My son went to a Chicago Public School from K to 8. I think he got a pretty good education. He had some very good teachers, and some very bad teachers. One evening when he was in about the fifth grade, we were out doing some shopping and he asked me, “Dad, how many states are there?” When I gave him the correct answer, he said, “I knew it! My teacher said there are fifty-four.” There were a number of times when his math teacher did not adequately explain a math concept (my son is a straight A student and I knew if he didn’t get it, it wasn’t taught properly) and we resorted to the internet to get an explanation, since I didn’t recall ever being taught math in that way. (A ninety-second youtube video gave us what we needed.) There was a permanent social studies display outside one classroom — in a teacher’s handwriting — that was about the “Artic” Ocean. And, once when the teachers’ union was out protesting something downtown, I saw a number of signs with misspelled words. The governor exaggerated a bit by what he wrote, but the fact remains that the CPS has problems beyond the budgetary ones.
Years back I did some service work on equipment in CPS.
A school on the NW side, a nice area.
They said the room is being used but it is ok for me to work if I do not disturb the class.
May have been ESL(?). The teacher reads, then individual students pick up, back and forth. The teacher was an older black woman, the kids loved her.

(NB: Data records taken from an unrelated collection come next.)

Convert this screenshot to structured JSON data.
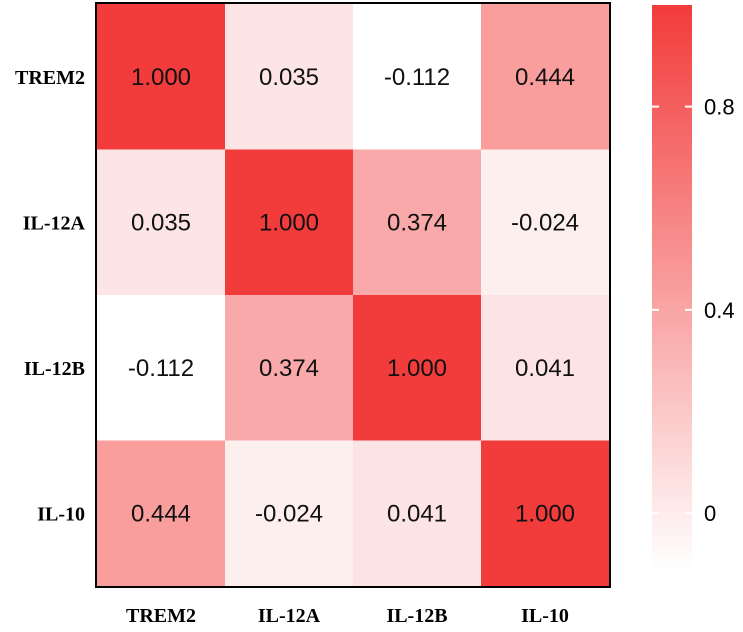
{
  "chart_data": {
    "type": "heatmap",
    "rows": [
      "TREM2",
      "IL-12A",
      "IL-12B",
      "IL-10"
    ],
    "columns": [
      "TREM2",
      "IL-12A",
      "IL-12B",
      "IL-10"
    ],
    "values": [
      [
        1.0,
        0.035,
        -0.112,
        0.444
      ],
      [
        0.035,
        1.0,
        0.374,
        -0.024
      ],
      [
        -0.112,
        0.374,
        1.0,
        0.041
      ],
      [
        0.444,
        -0.024,
        0.041,
        1.0
      ]
    ],
    "cell_labels": [
      [
        "1.000",
        "0.035",
        "-0.112",
        "0.444"
      ],
      [
        "0.035",
        "1.000",
        "0.374",
        "-0.024"
      ],
      [
        "-0.112",
        "0.374",
        "1.000",
        "0.041"
      ],
      [
        "0.444",
        "-0.024",
        "0.041",
        "1.000"
      ]
    ],
    "colorbar": {
      "ticks": [
        0,
        0.4,
        0.8
      ],
      "tick_labels": [
        "0",
        "0.4",
        "0.8"
      ],
      "range": [
        -0.112,
        1.0
      ],
      "low_color": "#ffffff",
      "high_color": "#f23b3b"
    },
    "title": "",
    "xlabel": "",
    "ylabel": ""
  }
}
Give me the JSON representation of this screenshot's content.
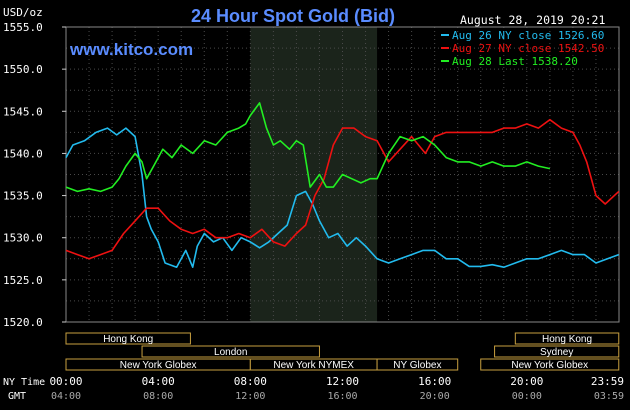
{
  "chart_data": {
    "type": "line",
    "title": "24 Hour Spot Gold (Bid)",
    "ylabel": "USD/oz",
    "timestamp": "August 28, 2019 20:21",
    "watermark": "www.kitco.com",
    "ylim": [
      1520,
      1555
    ],
    "xlim": [
      0,
      24
    ],
    "y_ticks": [
      1555,
      1550,
      1545,
      1540,
      1535,
      1530,
      1525,
      1520
    ],
    "y_tick_labels": [
      "1555.0",
      "1550.0",
      "1545.0",
      "1540.0",
      "1535.0",
      "1530.0",
      "1525.0",
      "1520.0"
    ],
    "x_ticks": [
      0,
      4,
      8,
      12,
      16,
      20,
      24
    ],
    "x_tick_labels_ny": [
      "00:00",
      "04:00",
      "08:00",
      "12:00",
      "16:00",
      "20:00",
      "23:59"
    ],
    "x_tick_labels_gmt": [
      "04:00",
      "08:00",
      "12:00",
      "16:00",
      "20:00",
      "00:00",
      "03:59"
    ],
    "x_row_label_ny": "NY Time",
    "x_row_label_gmt": "GMT",
    "grid": true,
    "legend_position": "top-right",
    "shaded_session": [
      8.0,
      13.5
    ],
    "series": [
      {
        "name": "Aug 26 NY close 1526.60",
        "color": "#22bbee",
        "x": [
          0,
          0.3,
          0.8,
          1.3,
          1.8,
          2.2,
          2.6,
          3.0,
          3.3,
          3.5,
          3.7,
          4.0,
          4.3,
          4.8,
          5.2,
          5.5,
          5.7,
          6.0,
          6.4,
          6.8,
          7.2,
          7.6,
          8.0,
          8.4,
          8.8,
          9.2,
          9.6,
          10.0,
          10.4,
          10.7,
          11.0,
          11.4,
          11.8,
          12.2,
          12.6,
          13.0,
          13.5,
          14.0,
          14.5,
          15.0,
          15.5,
          16.0,
          16.5,
          17.0,
          17.5,
          18.0,
          18.5,
          19.0,
          19.5,
          20.0,
          20.5,
          21.0,
          21.5,
          22.0,
          22.5,
          23.0,
          23.5,
          23.99
        ],
        "values": [
          1539.5,
          1541.0,
          1541.5,
          1542.5,
          1543.0,
          1542.2,
          1543.0,
          1542.0,
          1537.5,
          1532.5,
          1531.0,
          1529.5,
          1527.0,
          1526.5,
          1528.5,
          1526.5,
          1529.0,
          1530.5,
          1529.5,
          1530.0,
          1528.5,
          1530.0,
          1529.5,
          1528.8,
          1529.5,
          1530.5,
          1531.5,
          1535.0,
          1535.5,
          1534.0,
          1532.0,
          1530.0,
          1530.5,
          1529.0,
          1530.0,
          1529.0,
          1527.5,
          1527.0,
          1527.5,
          1528.0,
          1528.5,
          1528.5,
          1527.5,
          1527.5,
          1526.6,
          1526.6,
          1526.8,
          1526.5,
          1527.0,
          1527.5,
          1527.5,
          1528.0,
          1528.5,
          1528.0,
          1528.0,
          1527.0,
          1527.5,
          1528.0
        ]
      },
      {
        "name": "Aug 27 NY close 1542.50",
        "color": "#ee1111",
        "x": [
          0,
          0.5,
          1.0,
          1.5,
          2.0,
          2.5,
          3.0,
          3.5,
          4.0,
          4.5,
          5.0,
          5.5,
          6.0,
          6.5,
          7.0,
          7.5,
          8.0,
          8.5,
          9.0,
          9.5,
          10.0,
          10.4,
          10.8,
          11.2,
          11.6,
          12.0,
          12.5,
          13.0,
          13.5,
          14.0,
          14.5,
          15.0,
          15.3,
          15.6,
          16.0,
          16.5,
          17.0,
          17.5,
          18.0,
          18.5,
          19.0,
          19.5,
          20.0,
          20.5,
          21.0,
          21.5,
          22.0,
          22.3,
          22.6,
          23.0,
          23.4,
          23.99
        ],
        "values": [
          1528.5,
          1528.0,
          1527.5,
          1528.0,
          1528.5,
          1530.5,
          1532.0,
          1533.5,
          1533.5,
          1532.0,
          1531.0,
          1530.5,
          1531.0,
          1530.0,
          1530.0,
          1530.5,
          1530.0,
          1531.0,
          1529.5,
          1529.0,
          1530.5,
          1531.5,
          1535.0,
          1537.0,
          1541.0,
          1543.0,
          1543.0,
          1542.0,
          1541.5,
          1539.0,
          1540.5,
          1542.0,
          1541.0,
          1540.0,
          1542.0,
          1542.5,
          1542.5,
          1542.5,
          1542.5,
          1542.5,
          1543.0,
          1543.0,
          1543.5,
          1543.0,
          1544.0,
          1543.0,
          1542.5,
          1541.0,
          1539.0,
          1535.0,
          1534.0,
          1535.5
        ]
      },
      {
        "name": "Aug 28 Last 1538.20",
        "color": "#22ee22",
        "x": [
          0,
          0.5,
          1.0,
          1.5,
          2.0,
          2.3,
          2.6,
          3.0,
          3.3,
          3.5,
          3.8,
          4.2,
          4.6,
          5.0,
          5.5,
          6.0,
          6.5,
          7.0,
          7.5,
          7.8,
          8.0,
          8.4,
          8.7,
          9.0,
          9.3,
          9.7,
          10.0,
          10.3,
          10.6,
          11.0,
          11.3,
          11.6,
          12.0,
          12.4,
          12.8,
          13.2,
          13.5,
          14.0,
          14.5,
          15.0,
          15.5,
          16.0,
          16.5,
          17.0,
          17.5,
          18.0,
          18.5,
          19.0,
          19.5,
          20.0,
          20.5,
          21.0
        ],
        "values": [
          1536.0,
          1535.5,
          1535.8,
          1535.5,
          1536.0,
          1537.0,
          1538.5,
          1540.0,
          1539.0,
          1537.0,
          1538.5,
          1540.5,
          1539.5,
          1541.0,
          1540.0,
          1541.5,
          1541.0,
          1542.5,
          1543.0,
          1543.5,
          1544.5,
          1546.0,
          1543.0,
          1541.0,
          1541.5,
          1540.5,
          1541.5,
          1541.0,
          1536.0,
          1537.5,
          1536.0,
          1536.0,
          1537.5,
          1537.0,
          1536.5,
          1537.0,
          1537.0,
          1540.0,
          1542.0,
          1541.5,
          1542.0,
          1541.0,
          1539.5,
          1539.0,
          1539.0,
          1538.5,
          1539.0,
          1538.5,
          1538.5,
          1539.0,
          1538.5,
          1538.2
        ]
      }
    ],
    "sessions": [
      {
        "name": "Hong Kong",
        "start": 0.0,
        "end": 5.4,
        "row": 0
      },
      {
        "name": "Hong Kong",
        "start": 19.5,
        "end": 23.99,
        "row": 0
      },
      {
        "name": "London",
        "start": 3.3,
        "end": 11.0,
        "row": 1
      },
      {
        "name": "Sydney",
        "start": 18.6,
        "end": 23.99,
        "row": 1
      },
      {
        "name": "New York Globex",
        "start": 0.0,
        "end": 8.0,
        "row": 2
      },
      {
        "name": "New York NYMEX",
        "start": 8.0,
        "end": 13.5,
        "row": 2
      },
      {
        "name": "NY Globex",
        "start": 13.5,
        "end": 17.0,
        "row": 2
      },
      {
        "name": "New York Globex",
        "start": 18.0,
        "end": 23.99,
        "row": 2
      }
    ]
  }
}
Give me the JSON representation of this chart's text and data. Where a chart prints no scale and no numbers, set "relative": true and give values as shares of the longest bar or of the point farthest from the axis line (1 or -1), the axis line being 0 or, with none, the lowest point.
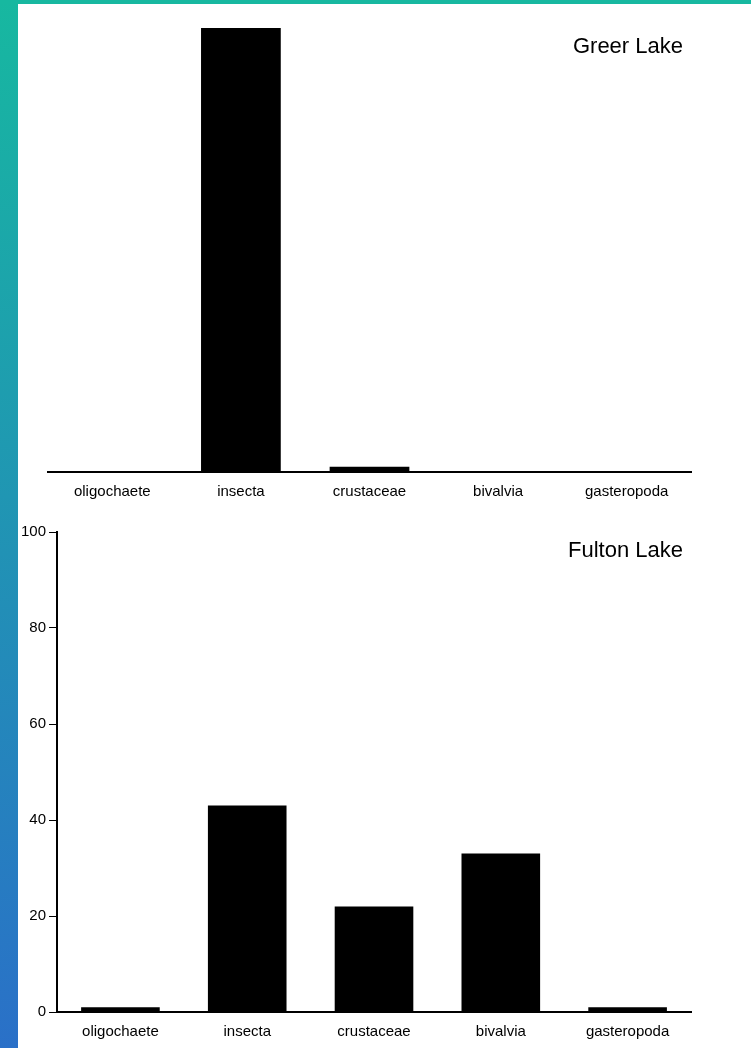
{
  "chart_data": [
    {
      "type": "bar",
      "title": "Greer Lake",
      "categories": [
        "oligochaete",
        "insecta",
        "crustaceae",
        "bivalvia",
        "gasteropoda"
      ],
      "values": [
        0,
        1,
        0.012,
        0,
        0
      ],
      "color": "#000000",
      "relative": true,
      "grid": false,
      "legend": false
    },
    {
      "type": "bar",
      "title": "Fulton Lake",
      "categories": [
        "oligochaete",
        "insecta",
        "crustaceae",
        "bivalvia",
        "gasteropoda"
      ],
      "values": [
        1,
        43,
        22,
        33,
        1
      ],
      "color": "#000000",
      "ylim": [
        0,
        100
      ],
      "yticks": [
        0,
        20,
        40,
        60,
        80,
        100
      ],
      "grid": false,
      "legend": false
    }
  ]
}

It was a pleasant experience!
Later in the main office, the assistant principal is SCREAMING wildly at this unfortunate student demanding that he only speak English!!!
That made my blood boil.
It’s nationwide. My son here in Colorado Springs was once given an extra credit assignment, one of the questions on which was how many branches of the armed forces there were. Since I was career military, he asked me and I told him three. His teacher did not give him credit for the answer because, according to her, there were five: Army, Air Force, Navy, Marines (part of the Navy) and Coast Guard (part of the Department of Transportation. The assignment, incidentally, was rife with misspellings and grammar errors. That, sadly, was not an isolated incident.
Years ago a friend’s family lived in Chicago and the kids attended CPS. One daughter was in fourth grade advanced classes. When they moved to a Houston suburb, that same daughter was moved to third grade after they did placement tests.
But is isn’t just CPS, we live in the collar counties and I could not believe the poor quality of the teachers in our city’s system. To the point that I wanted to correct the grammar of the take home papers and send it back to the teacher, but knew that the teacher would take it out on my child.